I tried to formulate an answer, but she was already marching me down the hall to another room, which held a sort of shallow tub on a table. After I climbed into the tub thing, the nurse draped heavy gauze all over my naked, burnt flesh. I assumed the gauze was there for the sake of modesty. I was wrong.

“Jason, I’m going to put some liquid coolant on the gauze. The gauze will hold the liquid in contact with your skin. This will lower your temperature, but it may seem cold at first.”

“Okay, but could I – JESUS!”

“Yeah, it’s pretty cold, huh?” she agreed, and chortled. “Here,” she held out some pills and a paper cup of water. “Take these for the pain.”

I took the pills, and the nurse disappeared with a promise to return soon. I remained, naked and charred, softly crying, under cold and wet sheets of gauze, in the empty room. Gradually, the intensity of the pain diminished, and I drifted in and out of consciousness. Some time later, a doctor appeared. Without introducing himself, he brusquely lifted one of the sheets of gauze, now stuck to my skin, and the pain erupted again.

“AAAAAHH!” I protested.

“Well, this isn’t the worst sunburn I’ve seen this year, but it’s darn close. Probably the second worst,” he mused, stroking his chin. “Actually, there was that kid from Matthews Beach – that was a bad one.”

I raised my head slightly and tried to ask a question. “Doctor, will there be any lasting damage from the – ”

“Nurse!” he barked, ignoring me completely. “Look at this sunburn. Worse than the kid from Matthews Beach?”

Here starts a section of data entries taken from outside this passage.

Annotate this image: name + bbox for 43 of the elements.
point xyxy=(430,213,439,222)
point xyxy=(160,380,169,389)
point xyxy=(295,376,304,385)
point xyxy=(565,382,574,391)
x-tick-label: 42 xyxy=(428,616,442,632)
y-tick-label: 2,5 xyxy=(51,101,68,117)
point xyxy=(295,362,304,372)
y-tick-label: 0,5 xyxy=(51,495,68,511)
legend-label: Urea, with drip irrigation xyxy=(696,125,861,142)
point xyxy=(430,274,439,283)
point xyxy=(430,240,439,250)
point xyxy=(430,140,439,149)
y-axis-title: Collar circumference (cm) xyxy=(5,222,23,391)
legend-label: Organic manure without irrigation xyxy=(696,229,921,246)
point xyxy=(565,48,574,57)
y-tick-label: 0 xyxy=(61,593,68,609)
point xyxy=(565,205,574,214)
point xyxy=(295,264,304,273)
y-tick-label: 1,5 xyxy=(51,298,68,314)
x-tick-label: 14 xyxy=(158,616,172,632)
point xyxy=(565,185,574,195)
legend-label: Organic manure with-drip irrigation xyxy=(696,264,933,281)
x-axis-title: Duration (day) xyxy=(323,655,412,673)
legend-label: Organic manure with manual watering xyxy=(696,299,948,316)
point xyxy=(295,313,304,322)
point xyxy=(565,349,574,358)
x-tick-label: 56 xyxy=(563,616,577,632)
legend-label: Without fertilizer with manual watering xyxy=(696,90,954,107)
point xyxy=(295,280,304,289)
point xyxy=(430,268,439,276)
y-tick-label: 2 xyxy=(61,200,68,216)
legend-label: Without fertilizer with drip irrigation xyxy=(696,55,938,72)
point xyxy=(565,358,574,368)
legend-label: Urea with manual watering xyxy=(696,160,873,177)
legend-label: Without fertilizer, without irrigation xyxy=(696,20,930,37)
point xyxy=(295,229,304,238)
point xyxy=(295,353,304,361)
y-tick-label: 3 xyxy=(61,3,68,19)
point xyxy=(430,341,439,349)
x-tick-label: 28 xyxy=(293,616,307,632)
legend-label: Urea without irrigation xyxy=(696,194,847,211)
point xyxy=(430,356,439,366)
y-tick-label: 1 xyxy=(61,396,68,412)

“Oh, definitely. Look how his skin is blistering here… and this patch is a much darker purple.”

“Mmm. That kid was pretty bad, though. Made a lot of noise, too…”

They left the room, still engrossed in their comparative analysis. I waited. An hour later, a different nurse appeared.

“Oh – why are you still here?” she demanded.

Eventually, I was allowed to get up and swab the remaining blue coolant from my body, and they sent me home with some pain medication and a tube of aloe vera. I stayed in bed for several days, and when my skin began to peel, it came off in flakes and patches and strips for several more days, making me look like some sort of post-apocalyptic zombie. I had to brush the dead skin out of the bed every time I got up, and my mom wouldn’t let me sit on the “good” sofa.

Oh well… I heard the Tom Petty concert wasn’t that good, anyway.